Open the EarthCODE Open Science Catalog
The Open Science Catalog is the main discovery interface for EarthCODE resources. It brings together ESA-funded Earth Observation research outputs such as projects, products, workflows, experiments, variables, missions, and thematic groupings.
For this workshop, focus on three questions:
What research output is available?
What metadata explains whether it is reusable?
Where is the data or workflow access point?
Browse the Catalog¶
Start from the landing page and explore the main catalog groupings:
Themes group resources by Earth science topic.
Projects connect products to ESA-funded research activities.
Products describe data products, their spatial and temporal extent, variables, documentation, and access links.
Workflows and experiments describe reusable methods and processing steps where available.
When opening a product page, look for the title, abstract, temporal extent, spatial coverage, variables, project links, and source metadata. These fields help you decide whether the product is suitable for reuse before opening the data itself.
Search and Filter¶
Use the catalog search page when you already have a research theme, location, project, mission, or variable in mind.
Useful filters during the workshop:
Theme, for example land or polar science.
Variable, for example burned area, ice, vegetation, or atmosphere-related terms.
Project, when a dataset is linked to a specific ESA research activity.
Free-text search, when you know only a keyword.
Map geometry, when you want products intersecting a region of interest.
The result count changes as filters are applied.
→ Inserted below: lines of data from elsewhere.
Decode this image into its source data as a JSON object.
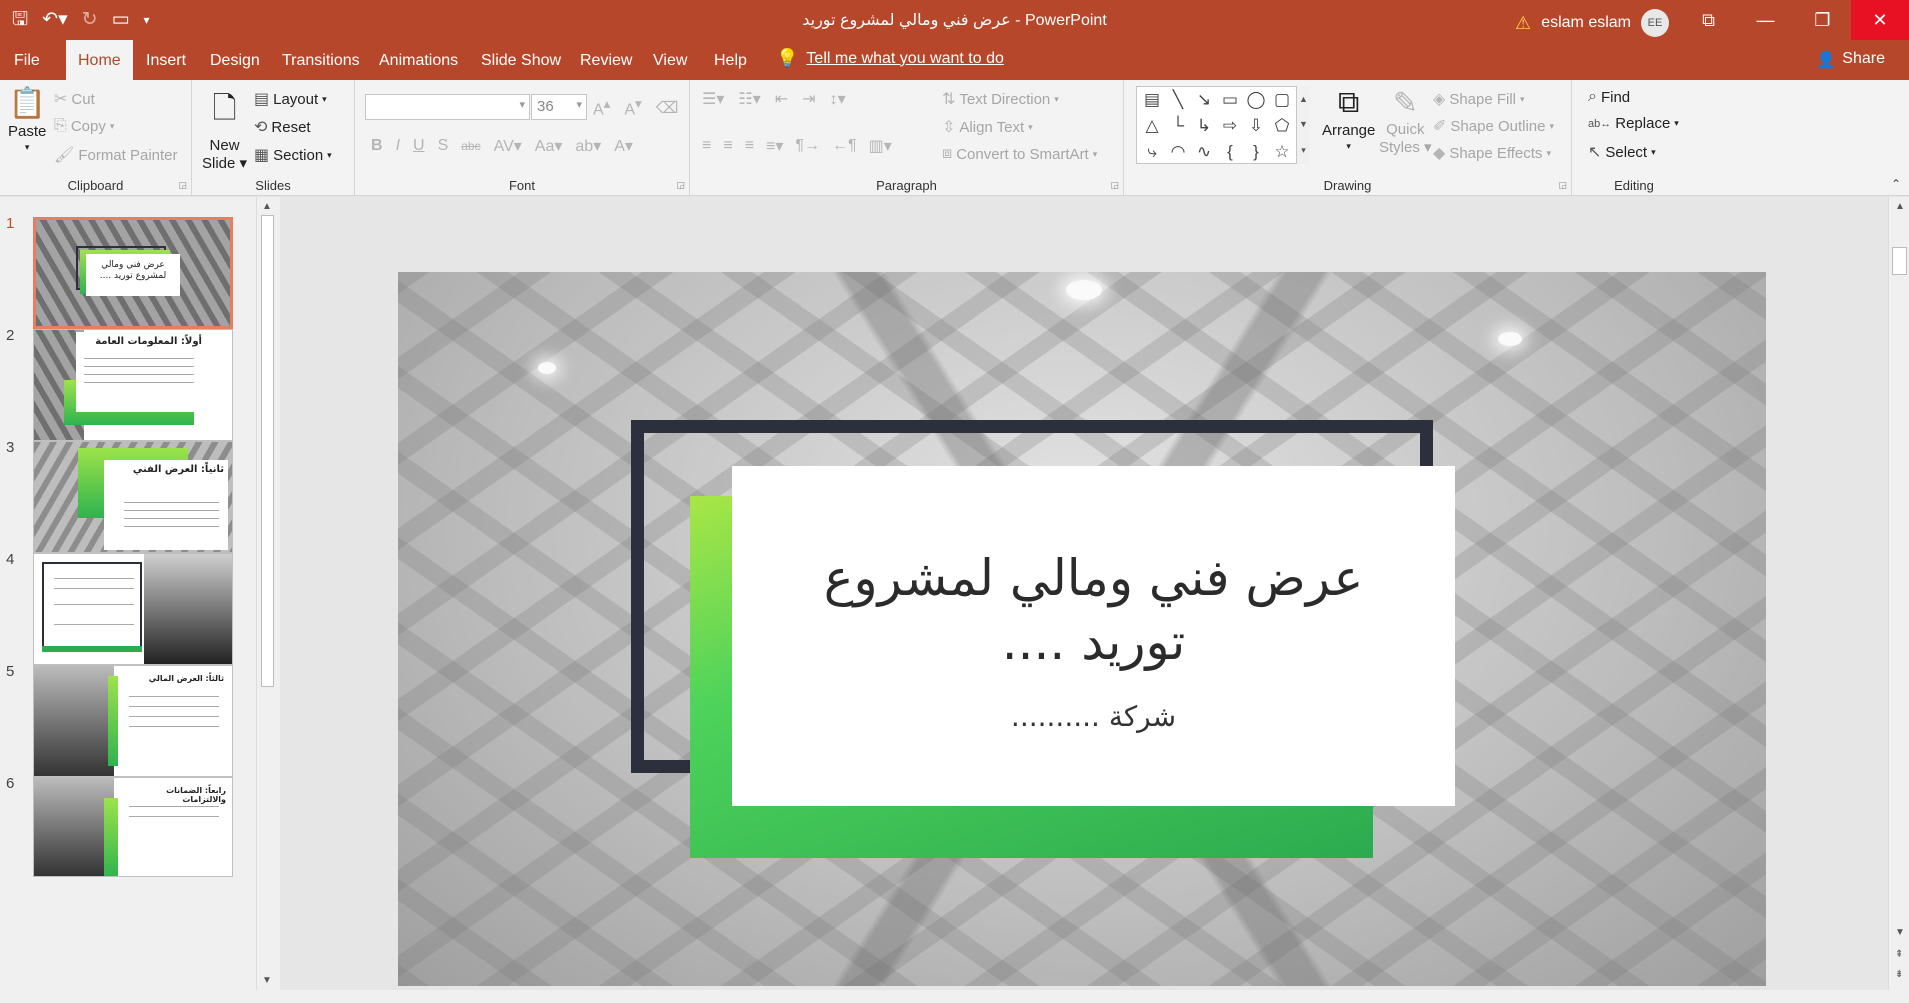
{
  "app": {
    "window_title": "عرض فني ومالي  لمشروع توريد  -  PowerPoint",
    "user_name": "eslam eslam",
    "user_initials": "EE",
    "share_label": "Share",
    "tell_me": "Tell me what you want to do"
  },
  "tabs": [
    "File",
    "Home",
    "Insert",
    "Design",
    "Transitions",
    "Animations",
    "Slide Show",
    "Review",
    "View",
    "Help"
  ],
  "ribbon": {
    "clipboard": {
      "label": "Clipboard",
      "paste": "Paste",
      "cut": "Cut",
      "copy": "Copy",
      "format_painter": "Format Painter"
    },
    "slides": {
      "label": "Slides",
      "new_slide_1": "New",
      "new_slide_2": "Slide",
      "layout": "Layout",
      "reset": "Reset",
      "section": "Section"
    },
    "font": {
      "label": "Font",
      "font_name": "",
      "font_size": "36"
    },
    "paragraph": {
      "label": "Paragraph",
      "text_direction": "Text Direction",
      "align_text": "Align Text",
      "convert_smartart": "Convert to SmartArt"
    },
    "drawing": {
      "label": "Drawing",
      "arrange": "Arrange",
      "quick_styles_1": "Quick",
      "quick_styles_2": "Styles",
      "shape_fill": "Shape Fill",
      "shape_outline": "Shape Outline",
      "shape_effects": "Shape Effects"
    },
    "editing": {
      "label": "Editing",
      "find": "Find",
      "replace": "Replace",
      "select": "Select"
    }
  },
  "thumbnails": [
    {
      "number": "1",
      "title": "عرض فني ومالي  لمشروع توريد ...."
    },
    {
      "number": "2",
      "title": "أولاً: المعلومات العامة"
    },
    {
      "number": "3",
      "title": "ثانياً: العرض الفني"
    },
    {
      "number": "4",
      "title": ""
    },
    {
      "number": "5",
      "title": "ثالثاً: العرض المالي"
    },
    {
      "number": "6",
      "title": "رابعاً: الضمانات والالتزامات"
    }
  ],
  "slide": {
    "title_line1": "عرض فني ومالي  لمشروع",
    "title_line2": "توريد ....",
    "subtitle": "شركة  ..........",
    "accent_green": "#2cab4f",
    "frame_color": "#2c2f3c"
  }
}
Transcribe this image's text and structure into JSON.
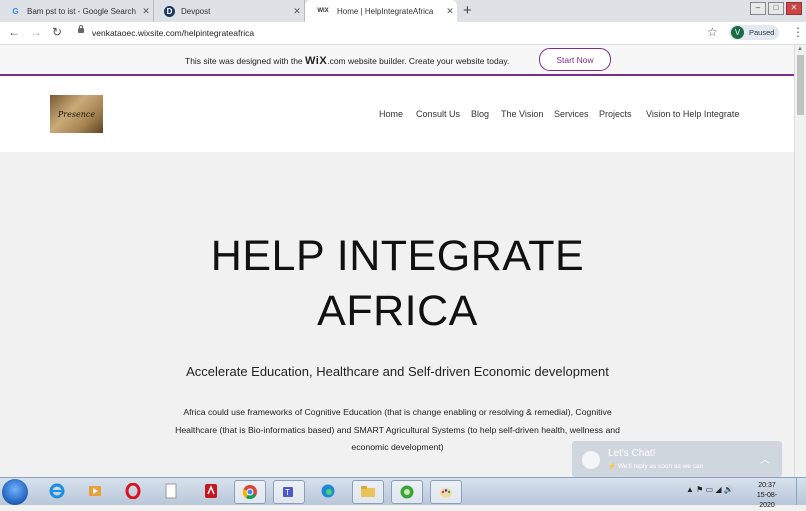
{
  "browser": {
    "tabs": [
      {
        "title": "Bam pst to ist - Google Search",
        "favicon": "G",
        "active": false
      },
      {
        "title": "Devpost",
        "favicon": "D",
        "active": false
      },
      {
        "title": "Home | HelpIntegrateAfrica",
        "favicon": "WIX",
        "active": true
      }
    ],
    "url": "venkataoec.wixsite.com/helpintegrateafrica",
    "profile_initial": "V",
    "profile_status": "Paused"
  },
  "wix_banner": {
    "text_before": "This site was designed with the ",
    "brand": "WiX",
    "text_after": ".com website builder. Create your website today.",
    "button": "Start Now",
    "accent": "#7a2e8a"
  },
  "site": {
    "logo_text": "Presence",
    "menu": [
      "Home",
      "Consult Us",
      "Blog",
      "The Vision",
      "Services",
      "Projects",
      "Vision to Help Integrate"
    ]
  },
  "hero": {
    "title_line1": "HELP INTEGRATE",
    "title_line2": "AFRICA",
    "subtitle": "Accelerate Education, Healthcare and Self-driven Economic development",
    "body_line1": "Africa could use frameworks of Cognitive Education (that is change enabling or resolving & remedial), Cognitive",
    "body_line2": "Healthcare (that is Bio-informatics based) and SMART Agricultural Systems (to help self-driven health, wellness and",
    "body_line3": "economic development)"
  },
  "chat": {
    "title": "Let's Chat!",
    "subtitle": "We'll reply as soon as we can"
  },
  "taskbar": {
    "time": "20:37",
    "date": "15-08-2020"
  }
}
Open promising products in new tabs so you can compare metadata and access options.
Find Access Information¶
Product pages may point to several kinds of resources:
A source data URL or external repository.
A STAC catalog or collection.
Zarr, GeoTIFF, NetCDF, Parquet, or other analysis-ready assets.
Documentation, publications, or project pages.
For notebook work, the most useful access points are STAC links and direct cloud-native data assets such as Zarr stores or Parquet files. The STAC and data access notebook in the next section shows how these links become Python objects that can be opened with tools such as pystac-client, xarray, geopandas, and duckdb.
Workshop Examples¶
During the walkthrough, use the catalog to locate examples such as:
SEASFIRE Cube, a global fire modelling dataset used in the Pangeo examples.
Antarctica analysis-ready data cubes, which demonstrate how FAIRified EO data can be packaged for direct reuse.
Other EarthCODE-hosted products that expose cloud-native access URLs.